Hopefully he and his administration truly believe this and are not just using lip service.
Syria is nearly two-and-a-half years into the middle of a deadly civil war between an oppressive government and rebels. Sadly, per the Syrian Observatory, of the 100,000 plus people who have died, only a few thousand less civilians have died than pro-regime fighters. Worse, the government has even started using chemical weapons, which have killed their own people.
Sad as all of this is, it is not the United States’ role to take military action in Syria. Or conflicts in other countries. Especially civil wars where the conflict is between two religious groups fighting to be the ruling party.
Or in a civil conflict where multiple rebel groups with diverging interest are fighting their government. What if those guns we are sending help the Islamic extremists rebels control Syria?

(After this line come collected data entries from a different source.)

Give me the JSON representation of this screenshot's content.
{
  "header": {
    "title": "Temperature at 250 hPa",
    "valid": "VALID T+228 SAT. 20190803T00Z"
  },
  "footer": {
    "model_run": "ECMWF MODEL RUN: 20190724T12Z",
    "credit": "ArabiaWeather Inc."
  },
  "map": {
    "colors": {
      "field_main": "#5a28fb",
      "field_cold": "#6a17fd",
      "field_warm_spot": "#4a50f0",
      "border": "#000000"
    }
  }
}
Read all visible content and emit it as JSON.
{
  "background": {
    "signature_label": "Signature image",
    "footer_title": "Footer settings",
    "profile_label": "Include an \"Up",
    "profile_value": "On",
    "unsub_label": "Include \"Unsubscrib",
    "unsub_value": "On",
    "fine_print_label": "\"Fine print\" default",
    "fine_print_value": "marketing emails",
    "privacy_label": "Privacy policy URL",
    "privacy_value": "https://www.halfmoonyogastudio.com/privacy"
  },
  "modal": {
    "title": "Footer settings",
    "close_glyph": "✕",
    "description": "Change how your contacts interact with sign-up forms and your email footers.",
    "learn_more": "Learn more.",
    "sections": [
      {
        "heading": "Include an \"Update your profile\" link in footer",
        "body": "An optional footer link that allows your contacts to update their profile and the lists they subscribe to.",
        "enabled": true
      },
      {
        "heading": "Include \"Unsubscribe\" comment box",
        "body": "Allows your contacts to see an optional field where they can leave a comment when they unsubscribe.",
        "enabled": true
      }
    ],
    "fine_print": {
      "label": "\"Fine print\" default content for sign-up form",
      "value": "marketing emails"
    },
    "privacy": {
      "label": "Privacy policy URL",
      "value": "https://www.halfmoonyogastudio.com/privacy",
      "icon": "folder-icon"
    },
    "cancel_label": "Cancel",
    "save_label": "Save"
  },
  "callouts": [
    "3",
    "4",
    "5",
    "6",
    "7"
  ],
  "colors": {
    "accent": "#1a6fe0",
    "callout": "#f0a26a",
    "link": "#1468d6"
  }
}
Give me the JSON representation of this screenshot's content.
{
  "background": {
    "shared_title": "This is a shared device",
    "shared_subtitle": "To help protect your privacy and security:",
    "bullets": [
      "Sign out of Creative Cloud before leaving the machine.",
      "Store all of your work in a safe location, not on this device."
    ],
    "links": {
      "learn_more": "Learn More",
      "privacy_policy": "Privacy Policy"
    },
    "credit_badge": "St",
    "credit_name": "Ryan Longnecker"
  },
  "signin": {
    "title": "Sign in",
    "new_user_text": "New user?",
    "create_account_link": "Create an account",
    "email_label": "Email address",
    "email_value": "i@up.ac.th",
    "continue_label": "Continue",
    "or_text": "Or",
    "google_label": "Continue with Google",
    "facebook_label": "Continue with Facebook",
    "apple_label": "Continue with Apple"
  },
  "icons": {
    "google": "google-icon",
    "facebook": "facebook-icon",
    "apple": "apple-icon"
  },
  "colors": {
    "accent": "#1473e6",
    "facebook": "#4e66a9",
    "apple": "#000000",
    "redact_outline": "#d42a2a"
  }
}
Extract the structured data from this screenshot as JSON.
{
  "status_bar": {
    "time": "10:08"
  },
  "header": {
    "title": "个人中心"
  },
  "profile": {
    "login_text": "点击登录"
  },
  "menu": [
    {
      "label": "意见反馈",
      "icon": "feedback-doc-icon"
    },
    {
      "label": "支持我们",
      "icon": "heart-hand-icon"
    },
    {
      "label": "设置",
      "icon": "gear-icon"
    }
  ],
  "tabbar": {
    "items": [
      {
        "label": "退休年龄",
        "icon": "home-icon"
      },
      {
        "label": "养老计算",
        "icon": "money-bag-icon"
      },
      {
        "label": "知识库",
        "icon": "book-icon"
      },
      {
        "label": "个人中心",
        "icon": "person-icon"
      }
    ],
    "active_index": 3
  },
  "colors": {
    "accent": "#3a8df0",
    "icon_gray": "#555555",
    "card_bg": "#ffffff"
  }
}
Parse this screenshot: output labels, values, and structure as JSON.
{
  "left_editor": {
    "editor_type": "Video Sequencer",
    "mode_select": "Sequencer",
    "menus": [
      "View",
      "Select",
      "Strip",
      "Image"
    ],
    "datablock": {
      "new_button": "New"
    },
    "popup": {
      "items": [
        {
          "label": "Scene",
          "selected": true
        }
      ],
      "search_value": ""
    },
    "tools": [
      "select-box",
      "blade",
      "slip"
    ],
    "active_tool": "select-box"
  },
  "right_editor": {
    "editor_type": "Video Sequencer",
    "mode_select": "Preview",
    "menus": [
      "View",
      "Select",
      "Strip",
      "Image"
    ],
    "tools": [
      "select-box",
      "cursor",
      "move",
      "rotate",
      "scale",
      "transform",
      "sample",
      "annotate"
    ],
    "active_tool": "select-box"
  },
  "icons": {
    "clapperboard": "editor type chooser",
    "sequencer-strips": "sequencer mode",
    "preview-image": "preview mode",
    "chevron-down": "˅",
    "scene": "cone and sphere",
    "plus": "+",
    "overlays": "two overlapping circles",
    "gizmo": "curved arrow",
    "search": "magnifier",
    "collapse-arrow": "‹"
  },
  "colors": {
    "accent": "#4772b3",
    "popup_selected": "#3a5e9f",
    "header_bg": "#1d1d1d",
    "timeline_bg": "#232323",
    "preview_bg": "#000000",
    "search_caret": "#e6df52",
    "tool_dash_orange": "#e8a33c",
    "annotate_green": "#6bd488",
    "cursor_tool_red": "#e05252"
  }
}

Intervening in foreign affairs should be saved for when a government or group commits an atrocity like genocide of a people.
It also should not be a solo affair. Even if do have the military strength to go in alone, working with other countries lets us send in less soldiers and waste less ammo. The less Americans who have to die for a conflict that is not affecting us the better.
This is not to say American can’t attempt to help countries in other ways. Diplomacy is always a viable option.
The recent agreement between the U.S. and Russia to destroy Syria’s chemical weapons is a great example of being smart instead of gung-ho.
Just because we can intervene doesn’t mean we should.